A high-generalizability machine learning framework for predicting the progression of Alzheimer's disease using limited data

NPJ Digit Med. 2022 Apr 12;5(1):43. doi: 10.1038/s41746-022-00577-x.

Abstract

Alzheimer's disease is a neurodegenerative disease that imposes a substantial financial burden on society. A number of machine learning studies have been conducted to predict the speed of its progression, which varies widely among different individuals, for recruiting fast progressors in future clinical trials. However, because the data in this field are very limited, two problems have yet to be solved: the first is that models built on limited data tend to induce overfitting and have low generalizability, and the second is that no cross-cohort evaluations have been done.
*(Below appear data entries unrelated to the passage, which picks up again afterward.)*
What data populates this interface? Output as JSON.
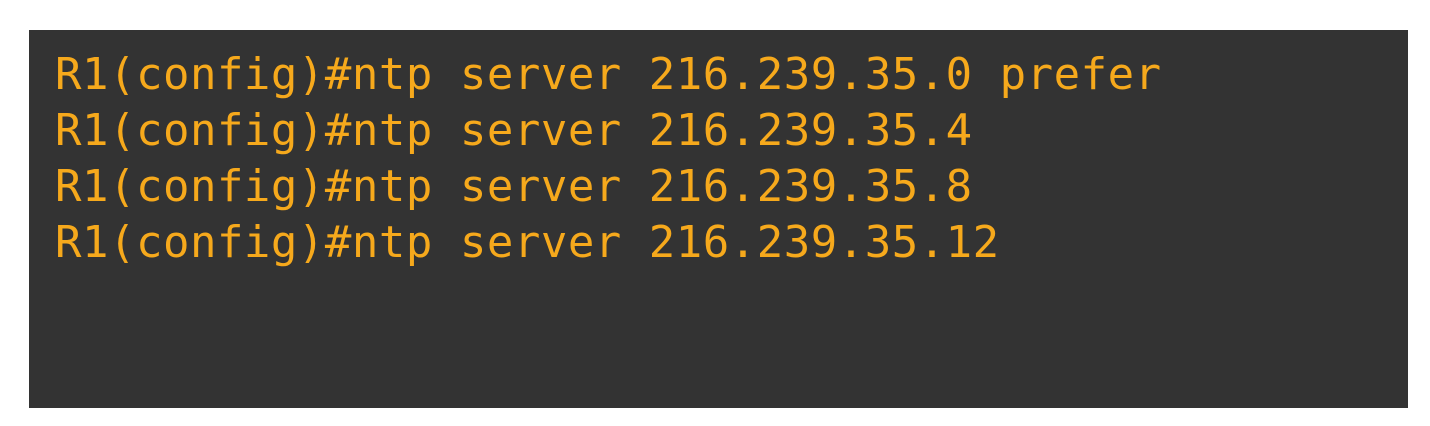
{
  "terminal": {
    "lines": [
      "R1(config)#ntp server 216.239.35.0 prefer",
      "R1(config)#ntp server 216.239.35.4",
      "R1(config)#ntp server 216.239.35.8",
      "R1(config)#ntp server 216.239.35.12"
    ]
  },
  "colors": {
    "background": "#333333",
    "text": "#f6a91c",
    "page": "#ffffff"
  }
}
Here, to suppress the overfitting caused by limited data, we propose a hybrid machine learning framework consisting of multiple convolutional neural networks that automatically extract image features from the point of view of brain segments, which are relevant to cognitive decline according to clinical findings, and a linear support vector classifier that uses extracted image features together with non-image information to make robust final predictions. The experimental results indicate that our model achieves superior performance (accuracy: 0.88, area under the curve [AUC]: 0.95) compared with other state-of-the-art methods. Moreover, our framework demonstrates high generalizability as a result of evaluations using a completely different cohort dataset (accuracy: 0.84, AUC: 0.91) collected from a different population than that used for training.